16. yüzyılda eski popülaritesini ve görevini bir nebze yitirmiş olan sarnıçtan halkın da haberdar olduğunu Gyllius şu sözleriyle kayda geçer:
“Kovalarla su çekerler; hatta sarnıç içerisinde kürek çekip kandillerle ışıklandırır ve balık avlarlar. Kuyulardan sarnıç içerisine hava ve ışık sızmakta, balıklar ışığın altında yüzmektedirler
Tüm bunların yanı sıra Yerebatan Sarnıcı’nın tartışmasız en ilgi çeken unsurlarından biri ise Medusa başı kabartmalı blokları..
İstanbul Büyükşehir Belediyesi’nin 1895-1987 yılları arasında gerçekleştirdiği büyük onarım ve temizleme çalışmalarında bulunan Medusa başları sarnıcın kuzeybatı köşesindeki iki sütunun altında yer almaktadır.
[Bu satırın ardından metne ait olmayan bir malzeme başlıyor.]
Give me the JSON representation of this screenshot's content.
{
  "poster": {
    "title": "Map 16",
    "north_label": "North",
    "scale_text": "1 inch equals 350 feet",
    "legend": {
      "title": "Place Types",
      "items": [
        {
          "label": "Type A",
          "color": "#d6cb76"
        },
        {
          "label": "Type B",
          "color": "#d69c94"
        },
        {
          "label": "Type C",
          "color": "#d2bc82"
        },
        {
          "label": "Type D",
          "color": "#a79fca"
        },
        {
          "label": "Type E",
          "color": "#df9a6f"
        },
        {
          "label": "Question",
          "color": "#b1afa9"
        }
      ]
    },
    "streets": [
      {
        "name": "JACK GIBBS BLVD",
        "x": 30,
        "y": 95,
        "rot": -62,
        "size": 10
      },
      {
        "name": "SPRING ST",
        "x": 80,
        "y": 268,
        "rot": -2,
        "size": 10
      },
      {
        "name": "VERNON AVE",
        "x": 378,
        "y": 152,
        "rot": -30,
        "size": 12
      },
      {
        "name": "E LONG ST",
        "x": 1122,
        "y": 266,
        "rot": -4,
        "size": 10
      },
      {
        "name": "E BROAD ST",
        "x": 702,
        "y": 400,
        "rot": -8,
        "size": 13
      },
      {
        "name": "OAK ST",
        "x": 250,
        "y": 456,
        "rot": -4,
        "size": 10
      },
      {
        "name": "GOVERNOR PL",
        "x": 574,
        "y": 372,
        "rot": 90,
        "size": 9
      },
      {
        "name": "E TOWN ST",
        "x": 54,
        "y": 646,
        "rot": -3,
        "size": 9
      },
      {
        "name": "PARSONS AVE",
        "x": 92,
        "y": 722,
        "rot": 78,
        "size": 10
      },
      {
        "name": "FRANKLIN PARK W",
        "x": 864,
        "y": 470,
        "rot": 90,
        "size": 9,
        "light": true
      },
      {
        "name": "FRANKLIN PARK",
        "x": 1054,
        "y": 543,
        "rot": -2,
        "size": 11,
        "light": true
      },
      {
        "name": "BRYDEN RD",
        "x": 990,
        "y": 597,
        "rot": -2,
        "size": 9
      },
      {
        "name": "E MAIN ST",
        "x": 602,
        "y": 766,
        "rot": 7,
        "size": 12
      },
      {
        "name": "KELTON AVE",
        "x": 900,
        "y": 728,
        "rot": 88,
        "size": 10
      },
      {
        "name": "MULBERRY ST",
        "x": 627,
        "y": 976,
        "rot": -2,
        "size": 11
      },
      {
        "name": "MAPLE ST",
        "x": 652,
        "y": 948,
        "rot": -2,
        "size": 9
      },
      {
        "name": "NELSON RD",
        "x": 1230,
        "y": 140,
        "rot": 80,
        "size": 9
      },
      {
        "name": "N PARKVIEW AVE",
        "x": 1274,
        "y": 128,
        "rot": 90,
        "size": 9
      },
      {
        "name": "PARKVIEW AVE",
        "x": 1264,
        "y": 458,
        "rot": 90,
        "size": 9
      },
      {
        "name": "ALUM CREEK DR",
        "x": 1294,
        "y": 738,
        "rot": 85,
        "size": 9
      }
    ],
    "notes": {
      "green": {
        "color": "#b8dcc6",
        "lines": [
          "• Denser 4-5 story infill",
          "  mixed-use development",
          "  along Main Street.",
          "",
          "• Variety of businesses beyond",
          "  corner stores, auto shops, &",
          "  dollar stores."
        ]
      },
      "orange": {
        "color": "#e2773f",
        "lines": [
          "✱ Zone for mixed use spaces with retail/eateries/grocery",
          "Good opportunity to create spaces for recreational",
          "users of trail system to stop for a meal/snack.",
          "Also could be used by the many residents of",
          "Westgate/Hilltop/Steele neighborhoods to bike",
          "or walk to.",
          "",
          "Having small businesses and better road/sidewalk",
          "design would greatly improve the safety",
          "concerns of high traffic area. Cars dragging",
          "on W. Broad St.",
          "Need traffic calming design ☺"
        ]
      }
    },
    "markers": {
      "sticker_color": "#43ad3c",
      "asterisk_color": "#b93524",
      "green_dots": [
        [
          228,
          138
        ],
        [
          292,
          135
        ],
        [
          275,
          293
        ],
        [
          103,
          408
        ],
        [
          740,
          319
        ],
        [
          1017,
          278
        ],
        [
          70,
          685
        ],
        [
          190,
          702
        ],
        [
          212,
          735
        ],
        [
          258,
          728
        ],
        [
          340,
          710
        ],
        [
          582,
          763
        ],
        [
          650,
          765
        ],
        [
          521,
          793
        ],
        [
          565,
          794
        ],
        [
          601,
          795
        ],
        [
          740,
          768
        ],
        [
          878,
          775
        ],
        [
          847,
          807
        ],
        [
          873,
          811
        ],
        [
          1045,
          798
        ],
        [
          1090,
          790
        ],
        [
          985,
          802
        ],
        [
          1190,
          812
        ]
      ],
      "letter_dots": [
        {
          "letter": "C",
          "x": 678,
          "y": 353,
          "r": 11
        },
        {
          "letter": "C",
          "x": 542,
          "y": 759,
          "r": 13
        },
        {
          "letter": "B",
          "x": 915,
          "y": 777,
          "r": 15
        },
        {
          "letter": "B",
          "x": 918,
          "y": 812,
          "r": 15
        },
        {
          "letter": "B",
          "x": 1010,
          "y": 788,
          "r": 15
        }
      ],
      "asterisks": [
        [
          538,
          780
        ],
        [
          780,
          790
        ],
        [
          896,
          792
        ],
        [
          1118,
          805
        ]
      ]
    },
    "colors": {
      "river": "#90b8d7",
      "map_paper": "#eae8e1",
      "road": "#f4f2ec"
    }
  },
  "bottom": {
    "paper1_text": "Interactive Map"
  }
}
Roma Çağı heykelciliğinin eşsiz örneklerinden olan Medusa başlarının IV. yüzyıla ait olduğu bilinmekle birlikte hangi yapıdan alınarak sarnıca getirildiği bir muğlaktır.
İlk olarak 1987’de müze olarak kapılarını açan sarnıç, şehrin tarihi birçok olayına tanıklık eden önemli su kaynağı olmakla birlikte maneviyatı yüksek yapılarımızdan.
Zaman içerisinde çeşitli ulusal ve uluslararası etkinliklere ev sahipliği yapmış olan Yerebatan Sarnıcı, Kültür AŞ’nin sorumluluğunda geçici sergilere, çağdaş sanat gösterilerine, kültür sanat etkinliklerine ve dinletilere de yer veriyor.
“Geleceğin sanatına dair bir evren oluşturmayı” amaçlayan müzeyi anlam ve önemini öğrenmişken bir de bu gözle gezin deriz.
Özellikle de etkinlik takvimini takip etmeyi unutmayın!